Recently I was part of a discussion centered around the notion of creating “safe spaces” for women in a retreat or conference situation…a safe space meaning “a place or environment in which a person or category of people can feel confident that they will not be exposed to discrimination, criticism, harassment or any other emotional or physical harm.” (Oxford Dictionary).

nancy mendelson hertelier

It was an all-women discussion, by the way, and for a few, a safe space meant a man-free zone. Interesting, I thought, given that in my experience, a safe space had nothing to do with gender – yes, men may have tried to keep me down (discourage someone or prevent them from doing something)…but it was generally women who tried to put me down (to make someone feel silly or not important by criticizing them).

The conversation jogged my memory back to an incident in the schoolyard when I was in 3rd or 4th grade. I was talking with a girlfriend during recess when a classmate – a boy - tapped me on the shoulder and, as I turned around, sucker-punched me in the stomach for no apparent reason. I never learned why he did it, or if I did, I don’t remember. What I do remember was how it caught me off guard and how much it hurt physically…but even more painful on a whole different level was when the popular girls at school tried to make some of us “underappreciated” girls feel “less than.” And here I thought girls were supposed to stick together! Both behaviors, I learned, are forms of bullying.

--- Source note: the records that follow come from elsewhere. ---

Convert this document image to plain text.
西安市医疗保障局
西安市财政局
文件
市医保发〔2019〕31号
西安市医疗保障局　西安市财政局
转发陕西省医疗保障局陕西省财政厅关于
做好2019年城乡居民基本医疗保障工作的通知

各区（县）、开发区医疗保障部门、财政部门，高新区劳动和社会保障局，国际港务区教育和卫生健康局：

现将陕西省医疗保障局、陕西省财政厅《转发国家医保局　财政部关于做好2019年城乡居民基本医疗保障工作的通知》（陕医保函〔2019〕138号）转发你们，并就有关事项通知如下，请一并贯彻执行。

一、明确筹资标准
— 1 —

“Boys tend to be physically aggressive when bullying. Girls tend to bully other girls indirectly through the peer group," reads an article for Middle Earth, an organization whose mission it is to provide individuals, primarily youth, with prevention and intervention services to help them develop into responsible self-sufficient members of the community. “When boys engage in bullying behavior, they tend to bully both boys and girls equally, while girls tend to bully mostly girls.” Have experienced each of these very same scenarios as an adult in various work environments.

nancy mendelson hertelier

Although I certainly respect the opinion that a safe space for women to express themselves means “women only,” I can’t help thinking about how counterintuitive this is to becoming effective leaders. As women in leadership roles, we need to be comfortable to speak freely to a diverse population…especially in hospitality, where the core of our industry is inclusivity and making people feel welcome at our properties, destinations, businesses, conferences and organizations.